06 May 10 28 Nov 16

Positive living: success of integrated HIV care in Busia, Kenya

Sitting in his consultation room in SIOPORT district hospital clinical officer Kennedy Ndonga remembers how things used to be for this community in rural Kenya. 

“Ten years ago people literally had to be carried to the hospital for treatment, you’d see their family members bringing them on bikes, carrying them on their backs or even in wheelbarrows. The stigma and discrimination surrounding HIV/AIDS was so acute that only the really sick would come to be cared for. The fear was such that even in health facilities you would find HIV positive people had been put in a corner by health workers who were too scared to treat them and they were just lying there, waiting there to die.” 

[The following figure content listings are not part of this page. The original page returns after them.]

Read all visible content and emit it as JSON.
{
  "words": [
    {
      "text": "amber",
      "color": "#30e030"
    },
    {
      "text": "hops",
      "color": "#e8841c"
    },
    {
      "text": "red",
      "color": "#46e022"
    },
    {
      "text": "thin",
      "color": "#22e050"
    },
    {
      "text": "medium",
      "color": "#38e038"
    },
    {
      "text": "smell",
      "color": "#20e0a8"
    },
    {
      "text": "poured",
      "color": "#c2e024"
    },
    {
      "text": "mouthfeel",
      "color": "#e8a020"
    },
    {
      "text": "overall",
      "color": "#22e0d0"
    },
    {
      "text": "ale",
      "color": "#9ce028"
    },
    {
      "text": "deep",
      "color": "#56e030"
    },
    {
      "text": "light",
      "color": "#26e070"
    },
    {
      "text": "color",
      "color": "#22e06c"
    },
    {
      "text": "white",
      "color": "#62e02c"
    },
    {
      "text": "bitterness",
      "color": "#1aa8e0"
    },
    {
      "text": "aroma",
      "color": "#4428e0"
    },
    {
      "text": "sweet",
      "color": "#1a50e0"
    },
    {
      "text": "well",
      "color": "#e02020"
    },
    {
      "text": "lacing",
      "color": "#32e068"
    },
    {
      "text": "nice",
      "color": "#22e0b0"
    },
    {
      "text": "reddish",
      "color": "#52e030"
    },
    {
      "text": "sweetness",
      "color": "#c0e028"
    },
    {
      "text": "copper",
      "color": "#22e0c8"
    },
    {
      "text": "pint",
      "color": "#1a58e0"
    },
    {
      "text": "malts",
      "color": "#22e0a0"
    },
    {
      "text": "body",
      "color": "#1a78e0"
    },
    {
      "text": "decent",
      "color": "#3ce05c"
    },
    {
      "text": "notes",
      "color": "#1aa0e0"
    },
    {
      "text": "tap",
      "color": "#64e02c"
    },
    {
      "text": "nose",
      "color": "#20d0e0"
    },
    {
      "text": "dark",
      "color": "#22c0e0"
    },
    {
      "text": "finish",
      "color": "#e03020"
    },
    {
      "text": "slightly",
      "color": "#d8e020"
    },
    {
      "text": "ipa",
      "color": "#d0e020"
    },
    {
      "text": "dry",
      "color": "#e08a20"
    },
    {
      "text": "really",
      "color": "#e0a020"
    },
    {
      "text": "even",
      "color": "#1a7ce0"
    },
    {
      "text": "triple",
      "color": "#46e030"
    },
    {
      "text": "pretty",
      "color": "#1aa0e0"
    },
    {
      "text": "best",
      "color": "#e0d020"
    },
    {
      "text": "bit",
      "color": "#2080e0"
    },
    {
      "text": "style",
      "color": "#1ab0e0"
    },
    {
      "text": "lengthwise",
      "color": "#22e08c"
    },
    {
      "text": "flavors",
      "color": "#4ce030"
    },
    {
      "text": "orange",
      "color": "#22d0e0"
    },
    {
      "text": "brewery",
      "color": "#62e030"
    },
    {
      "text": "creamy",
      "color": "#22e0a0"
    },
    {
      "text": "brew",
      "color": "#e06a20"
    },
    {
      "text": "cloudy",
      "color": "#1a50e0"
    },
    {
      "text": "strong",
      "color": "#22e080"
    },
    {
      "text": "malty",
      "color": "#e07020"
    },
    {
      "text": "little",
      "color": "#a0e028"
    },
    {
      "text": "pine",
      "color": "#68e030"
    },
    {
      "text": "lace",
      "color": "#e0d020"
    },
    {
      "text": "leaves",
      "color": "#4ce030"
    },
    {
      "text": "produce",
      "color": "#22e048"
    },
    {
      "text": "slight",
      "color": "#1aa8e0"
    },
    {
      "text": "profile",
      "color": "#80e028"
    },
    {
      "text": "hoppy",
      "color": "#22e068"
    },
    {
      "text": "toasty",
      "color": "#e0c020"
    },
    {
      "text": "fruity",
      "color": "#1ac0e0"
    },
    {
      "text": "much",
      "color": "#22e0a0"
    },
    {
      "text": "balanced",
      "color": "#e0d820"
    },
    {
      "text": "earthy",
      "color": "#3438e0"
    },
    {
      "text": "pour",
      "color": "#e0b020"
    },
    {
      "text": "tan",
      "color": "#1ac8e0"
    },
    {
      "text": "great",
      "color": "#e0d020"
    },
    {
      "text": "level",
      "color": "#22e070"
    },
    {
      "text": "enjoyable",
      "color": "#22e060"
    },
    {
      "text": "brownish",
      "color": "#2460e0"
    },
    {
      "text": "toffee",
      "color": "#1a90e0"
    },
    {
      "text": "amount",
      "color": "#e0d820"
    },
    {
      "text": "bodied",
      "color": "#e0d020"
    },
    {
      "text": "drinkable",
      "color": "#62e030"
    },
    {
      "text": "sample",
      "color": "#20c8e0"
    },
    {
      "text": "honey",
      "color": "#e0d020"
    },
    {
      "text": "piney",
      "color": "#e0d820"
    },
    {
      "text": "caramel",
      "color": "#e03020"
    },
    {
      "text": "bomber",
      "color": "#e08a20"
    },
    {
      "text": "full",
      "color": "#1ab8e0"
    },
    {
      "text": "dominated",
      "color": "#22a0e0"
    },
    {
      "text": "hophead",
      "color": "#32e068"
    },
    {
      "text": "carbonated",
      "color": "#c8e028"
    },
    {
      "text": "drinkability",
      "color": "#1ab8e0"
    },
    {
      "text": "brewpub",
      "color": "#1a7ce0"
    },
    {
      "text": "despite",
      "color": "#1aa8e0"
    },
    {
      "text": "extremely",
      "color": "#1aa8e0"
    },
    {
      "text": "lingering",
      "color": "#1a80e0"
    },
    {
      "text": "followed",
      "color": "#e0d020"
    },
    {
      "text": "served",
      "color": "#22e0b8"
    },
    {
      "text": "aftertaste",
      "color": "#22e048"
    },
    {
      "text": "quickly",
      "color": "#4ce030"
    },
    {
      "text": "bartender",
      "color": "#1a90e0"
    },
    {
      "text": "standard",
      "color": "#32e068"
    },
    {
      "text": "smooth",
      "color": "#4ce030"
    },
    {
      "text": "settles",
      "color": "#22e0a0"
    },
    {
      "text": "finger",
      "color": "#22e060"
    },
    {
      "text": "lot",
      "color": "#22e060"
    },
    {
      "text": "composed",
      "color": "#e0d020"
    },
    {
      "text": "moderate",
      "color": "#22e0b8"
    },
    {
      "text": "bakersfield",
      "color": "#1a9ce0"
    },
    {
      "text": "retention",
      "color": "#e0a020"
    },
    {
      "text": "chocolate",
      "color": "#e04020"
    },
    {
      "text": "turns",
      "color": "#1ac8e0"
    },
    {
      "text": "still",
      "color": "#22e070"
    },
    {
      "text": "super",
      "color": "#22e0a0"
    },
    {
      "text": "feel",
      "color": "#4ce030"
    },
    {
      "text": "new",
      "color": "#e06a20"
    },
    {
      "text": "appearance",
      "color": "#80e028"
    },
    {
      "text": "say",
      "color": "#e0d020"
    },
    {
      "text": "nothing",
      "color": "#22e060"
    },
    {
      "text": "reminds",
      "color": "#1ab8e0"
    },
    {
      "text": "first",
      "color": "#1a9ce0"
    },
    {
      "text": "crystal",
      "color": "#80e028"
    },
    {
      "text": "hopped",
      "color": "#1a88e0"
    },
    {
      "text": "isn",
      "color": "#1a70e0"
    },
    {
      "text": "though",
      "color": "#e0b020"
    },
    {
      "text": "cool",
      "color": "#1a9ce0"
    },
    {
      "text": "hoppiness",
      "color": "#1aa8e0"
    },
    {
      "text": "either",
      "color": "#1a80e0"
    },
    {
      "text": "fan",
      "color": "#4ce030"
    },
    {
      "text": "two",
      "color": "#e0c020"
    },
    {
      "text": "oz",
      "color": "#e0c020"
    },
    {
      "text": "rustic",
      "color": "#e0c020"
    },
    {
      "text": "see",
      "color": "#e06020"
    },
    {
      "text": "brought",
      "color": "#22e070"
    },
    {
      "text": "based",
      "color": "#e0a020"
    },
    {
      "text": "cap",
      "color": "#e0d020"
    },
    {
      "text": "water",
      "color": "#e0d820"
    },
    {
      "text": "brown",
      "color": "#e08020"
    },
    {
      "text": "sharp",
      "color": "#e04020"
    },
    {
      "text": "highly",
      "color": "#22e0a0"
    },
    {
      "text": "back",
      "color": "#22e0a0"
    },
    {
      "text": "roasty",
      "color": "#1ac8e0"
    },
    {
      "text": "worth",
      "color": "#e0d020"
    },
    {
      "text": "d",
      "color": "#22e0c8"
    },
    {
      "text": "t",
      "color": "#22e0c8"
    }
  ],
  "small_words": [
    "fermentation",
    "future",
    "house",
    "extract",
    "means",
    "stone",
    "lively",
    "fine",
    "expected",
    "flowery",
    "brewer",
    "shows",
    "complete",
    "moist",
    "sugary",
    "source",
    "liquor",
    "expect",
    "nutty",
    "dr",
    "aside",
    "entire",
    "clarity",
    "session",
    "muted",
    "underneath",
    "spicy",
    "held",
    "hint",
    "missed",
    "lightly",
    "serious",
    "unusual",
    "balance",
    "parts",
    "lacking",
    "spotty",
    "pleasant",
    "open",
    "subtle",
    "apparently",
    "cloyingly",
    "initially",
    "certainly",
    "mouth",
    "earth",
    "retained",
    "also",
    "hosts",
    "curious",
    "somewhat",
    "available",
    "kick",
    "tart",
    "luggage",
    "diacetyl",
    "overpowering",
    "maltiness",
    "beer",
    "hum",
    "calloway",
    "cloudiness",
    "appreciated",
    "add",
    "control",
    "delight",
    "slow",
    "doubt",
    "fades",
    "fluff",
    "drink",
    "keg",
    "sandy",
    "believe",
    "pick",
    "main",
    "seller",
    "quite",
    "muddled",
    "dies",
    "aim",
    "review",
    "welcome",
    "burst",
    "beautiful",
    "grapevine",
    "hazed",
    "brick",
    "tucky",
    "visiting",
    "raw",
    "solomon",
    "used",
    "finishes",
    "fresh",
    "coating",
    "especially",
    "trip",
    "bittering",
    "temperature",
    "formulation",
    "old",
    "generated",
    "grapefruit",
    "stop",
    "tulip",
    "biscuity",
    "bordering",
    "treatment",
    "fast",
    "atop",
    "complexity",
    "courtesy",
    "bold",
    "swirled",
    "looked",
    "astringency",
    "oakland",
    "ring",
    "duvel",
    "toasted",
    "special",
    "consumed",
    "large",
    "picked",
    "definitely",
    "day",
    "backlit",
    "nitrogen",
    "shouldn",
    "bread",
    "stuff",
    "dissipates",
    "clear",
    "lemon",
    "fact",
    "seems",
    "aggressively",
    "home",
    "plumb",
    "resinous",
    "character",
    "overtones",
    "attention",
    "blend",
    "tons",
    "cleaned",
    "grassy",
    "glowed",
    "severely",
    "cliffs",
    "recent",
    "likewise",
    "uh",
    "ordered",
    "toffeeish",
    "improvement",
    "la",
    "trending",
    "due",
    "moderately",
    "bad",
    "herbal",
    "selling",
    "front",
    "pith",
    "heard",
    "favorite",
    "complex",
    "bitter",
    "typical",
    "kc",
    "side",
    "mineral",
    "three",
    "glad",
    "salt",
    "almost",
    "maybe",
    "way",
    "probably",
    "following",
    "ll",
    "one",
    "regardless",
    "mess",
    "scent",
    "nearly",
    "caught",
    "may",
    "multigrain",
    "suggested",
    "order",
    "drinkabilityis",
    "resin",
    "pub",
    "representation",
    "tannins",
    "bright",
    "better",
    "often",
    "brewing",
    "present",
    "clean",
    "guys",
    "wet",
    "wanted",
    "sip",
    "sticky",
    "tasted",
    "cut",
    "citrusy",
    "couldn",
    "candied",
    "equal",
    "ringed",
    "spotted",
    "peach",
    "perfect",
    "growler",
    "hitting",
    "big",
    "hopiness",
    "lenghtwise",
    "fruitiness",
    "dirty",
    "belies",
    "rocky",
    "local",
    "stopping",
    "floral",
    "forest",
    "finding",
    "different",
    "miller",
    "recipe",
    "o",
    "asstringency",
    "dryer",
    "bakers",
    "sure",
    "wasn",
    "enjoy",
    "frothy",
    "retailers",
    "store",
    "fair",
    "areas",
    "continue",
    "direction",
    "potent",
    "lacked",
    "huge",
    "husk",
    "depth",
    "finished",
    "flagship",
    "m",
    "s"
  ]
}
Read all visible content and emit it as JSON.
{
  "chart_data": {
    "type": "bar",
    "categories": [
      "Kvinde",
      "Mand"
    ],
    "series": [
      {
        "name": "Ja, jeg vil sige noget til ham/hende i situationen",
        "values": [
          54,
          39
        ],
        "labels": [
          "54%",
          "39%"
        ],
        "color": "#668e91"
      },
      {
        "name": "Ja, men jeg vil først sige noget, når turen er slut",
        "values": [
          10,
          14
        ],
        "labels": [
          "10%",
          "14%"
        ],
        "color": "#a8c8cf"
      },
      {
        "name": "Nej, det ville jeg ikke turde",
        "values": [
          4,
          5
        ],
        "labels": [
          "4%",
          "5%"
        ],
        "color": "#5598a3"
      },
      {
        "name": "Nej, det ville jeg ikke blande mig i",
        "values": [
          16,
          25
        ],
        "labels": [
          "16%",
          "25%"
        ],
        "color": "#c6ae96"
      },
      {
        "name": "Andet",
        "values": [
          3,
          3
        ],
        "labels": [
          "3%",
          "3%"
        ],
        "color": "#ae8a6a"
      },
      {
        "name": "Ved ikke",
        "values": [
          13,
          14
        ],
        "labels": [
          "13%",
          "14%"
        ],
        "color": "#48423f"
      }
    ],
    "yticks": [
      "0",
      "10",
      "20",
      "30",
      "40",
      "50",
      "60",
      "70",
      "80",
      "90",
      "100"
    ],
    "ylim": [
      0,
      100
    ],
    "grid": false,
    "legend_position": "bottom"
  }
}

It was at this time, in the absence of any organizations treating HIV, the unavailability of anti-retroviral treatment (ART), and the Ministry of Health unable to cope with the huge burden of treating the disease that MSF started providing HIV/AIDS care in Busia, a rural region in western Kenya. In 2000 the national HIV prevalence in the country was estimated to be 14%. In Busia it was more than double that (30%). Over the last ten years, working closely with the Ministry of Health, MSF’s staff in Busia have treated and cared for over 13,300 people living with the disease, over 4,000 of whom have started taking ART.

  Providing integrated HIV care has been key to this success. Outside Kennedy’s consultation room, the waiting area in SIOPORT hospital is packed with men, women and children here for their appointments. On an average day the MSF and Ministry of Health staff at the clinic, who work side by side, will see more than 100 people. Some are HIV positive, some are not. And this is the essence of integrated care, incorporating HIV care into regular primary health care so that people living with HIV/AIDS can access health services just like anyone else. 

This approach has had a huge impact on increasing the numbers of HIV positive people seeking treatment in Busia and has also greatly reduced the stigma and discrimination surrounding the disease. “Instead of having to go to different clinics on different days and having to sit in separate waiting areas, people living with HIV come here and visit the doctor just like anyone else,” explains Kennedy. “A pregnant mother with HIV, for example, can come here and receive a regular check up, ante-natal care, prevention of mother to child transmission care, family planning and immunization for her children all on the same day. It’s a one stop service.”

Integrating care is no easy task and MSF had to invest a lot to make this system work. Regular and open dialogue with the Ministry of Health was crucial. In some clinics MSF had to provide extra staff in order to care for the increasing numbers of people coming for treatment. Frequent training and ongoing mentorship for all staff was provided. A number of the clinics had to be renovated and extra rooms built. Yet the investment was worthwhile, as both staff and patients benefit hugely from integrated HIV/AIDS care. 

After ten years in Busia, MSF is now able to hand over its activities to another organisation. What was once considered impossible – providing HIV/AIDS care in a rural, resource-poor setting – has been achieved with great success. Challenges remain but providing integrated care can go a long way towards overcoming them.